Control: Ultimate Edition has been ported to the iPhone and iPad, and Remedy’s mobile release makes a strong case that this isn’t just a novelty. The game costs $4.99 on Apple’s handhelds, and the article says it performs so well that it can be hard to tell apart from the mainline version. For players who’ve spent years seeing mobile gaming treated like a second-class market, that’s a serious shift.

Quick Facts — Control: Ultimate Edition

DeveloperRemedy
Platform(s)iPhone, iPad, Steam
Price$4.99

The port is available now on iPhone and iPad, but there’s a catch: you need an iPhone 15 Pro or better to run it.

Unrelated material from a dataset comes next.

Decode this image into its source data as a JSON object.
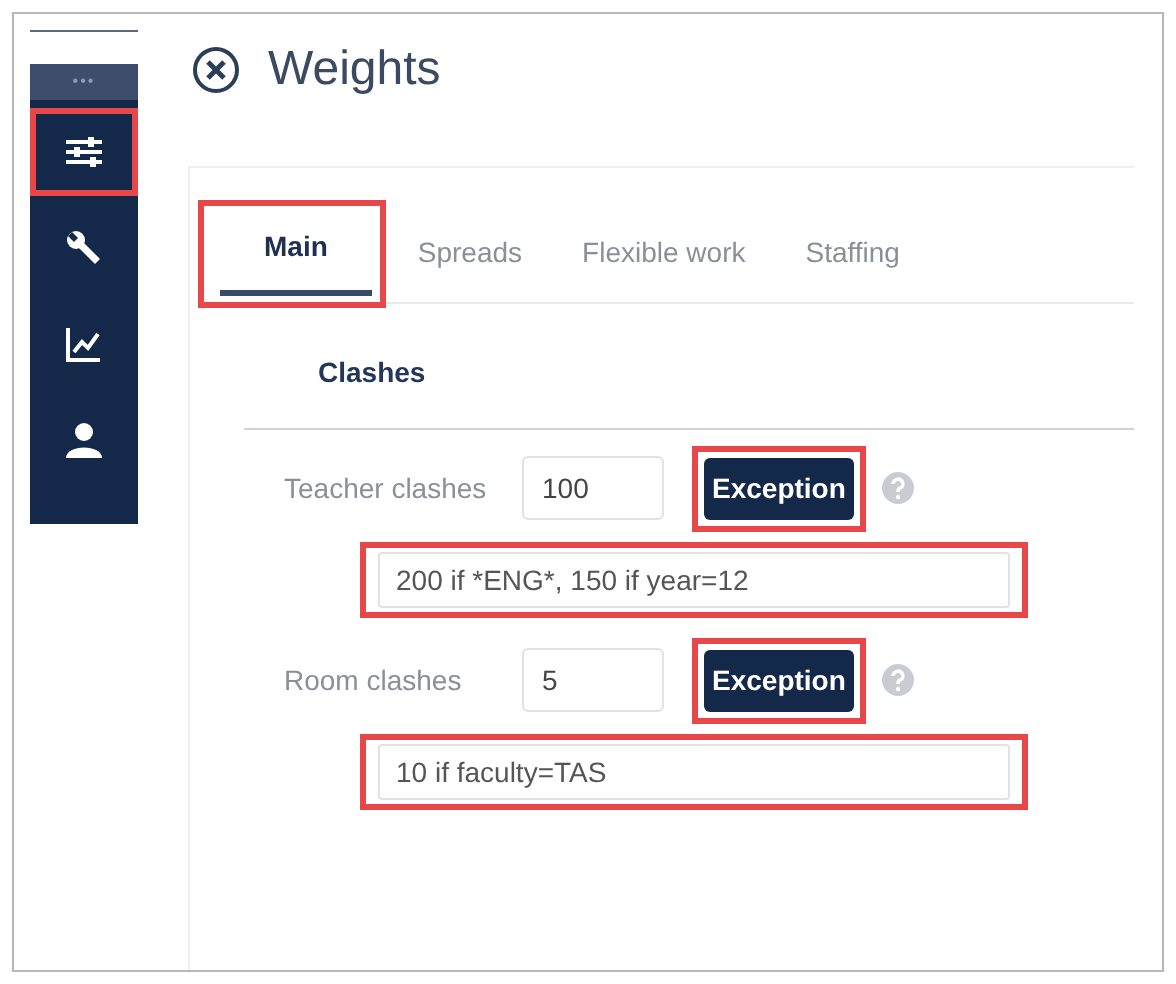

That matters because this isn’t a broad, everyone-can-try-it release; it’s a high-end showcase aimed at newer hardware. Even so, the article argues that the result is beyond impressive, and that alone makes it worth paying attention to if you care about where mobile gaming is headed.

About Control: Ultimate Edition

Remedy handled the port of Control: Ultimate Edition, and the game now sits on iPhone, iPad, and Steam. The article frames the mobile version as the same full game for $4.99, which is the kind of pricing that changes the conversation fast. Instead of a stripped-down companion app, players get the entire experience on a phone or tablet, which makes the port feel like a real release rather than a tech demo.

That matters because the source treats this as part of a larger trend, not a one-off stunt. It points to other AAA releases on iPhone, including Resident Evil: Village, Death Stranding, and Hitman, and suggests that Apple silicon has already proven capable of handling serious games. If that momentum continues, players may start seeing iPhone treated less like a casual side option and more like a platform that belongs in the same conversation as PC, PlayStation, and Xbox.

How the iPhone and iPad Port Performs

The biggest selling point here is simple: the port runs extremely well. According to the article, it delivers stable FPS and very smooth performance, and it can even support ray tracing on a phone. That combination matters because it changes how the game feels in your hands; stable frame rates make combat easier to read, smoother motion helps the camera and aiming feel less fighty, and ray tracing gives the lighting a more convincing look than most people expect from mobile hardware.

There’s a trade-off, though. The article says a lot of the graphical options have been knocked down, so this isn’t a perfect one-to-one match with the PC version or the console editions. Even so, the writer says it is still beyond impressive to see a AAA game run on mobile and run this well, which is fair. You can cut visual settings and still come away with a result that feels like a proper premium port instead of a compromise piled on top of compromise.

ℹ️ Note: You’ll need an iPhone 15 Pro or better to run Control: Ultimate Edition on mobile, and the article says some phones in that range may still struggle a bit.

What This Means for Players

This feels like a smart move for Remedy and a meaningful moment for mobile players. The price is low, the full game is included, and the performance sounds strong enough to make the port feel legitimate rather than gimmicky. That’s a big deal, because mobile gaming has spent years drowning in cheap-looking clones, fake ads, and microtransaction traps, and this release pushes in the opposite direction.

At the same time, the hardware limit keeps the port from being truly universal. The iPhone 15 Pro requirement means not every iPhone owner gets in, and the article also warns that some phones in that range will struggle. That’s the reality check here: this is a showcase for what mobile can do when the device is powerful enough, but it’s not yet the kind of release that opens the door for everyone.

The comparisons the article makes are telling, too. It places this version of Control: Ultimate Edition alongside AAA iPhone releases like Resident Evil: Village, Death Stranding, and Hitman, while also contrasting it with the old mobile default of Candy Crush and Temple Run. That’s a sharp contrast, and it underlines the point the writer is making: this isn’t just another mobile game, it’s proof that the category can support far more ambitious work.

Key Takeaways

  • Remedy has ported Control: Ultimate Edition to iPhone and iPad.
  • The mobile version costs $4.99 and includes the entire game.
  • The port runs with stable FPS, very smooth performance, and ray tracing support.
  • You need an iPhone 15 Pro or better, and some phones in that range may still struggle.
  • The article says the port could herald a new age of mobile gaming.

For now, the big question is whether this kind of release stays a premium curiosity or becomes a regular part of mobile gaming’s future. The article clearly thinks the latter is possible, especially if more publishers keep bringing AAA games to iPhone the way they already have with Resident Evil: Village, Death Stranding, and Hitman. It also notes that Control: Ultimate Edition is $5 on Steam right now, so if PC is still your home base, that option is sitting there too.

What happens next will probably depend on whether Apple and publishers keep pushing this hardware-first model, and whether Android gets the same treatment later on. The article ends by hoping to see that happen, and honestly, that feels like the right note to leave on. If mobile gaming keeps moving in this direction, the old joke about it being only Temple Run and Candy Crush won’t age well.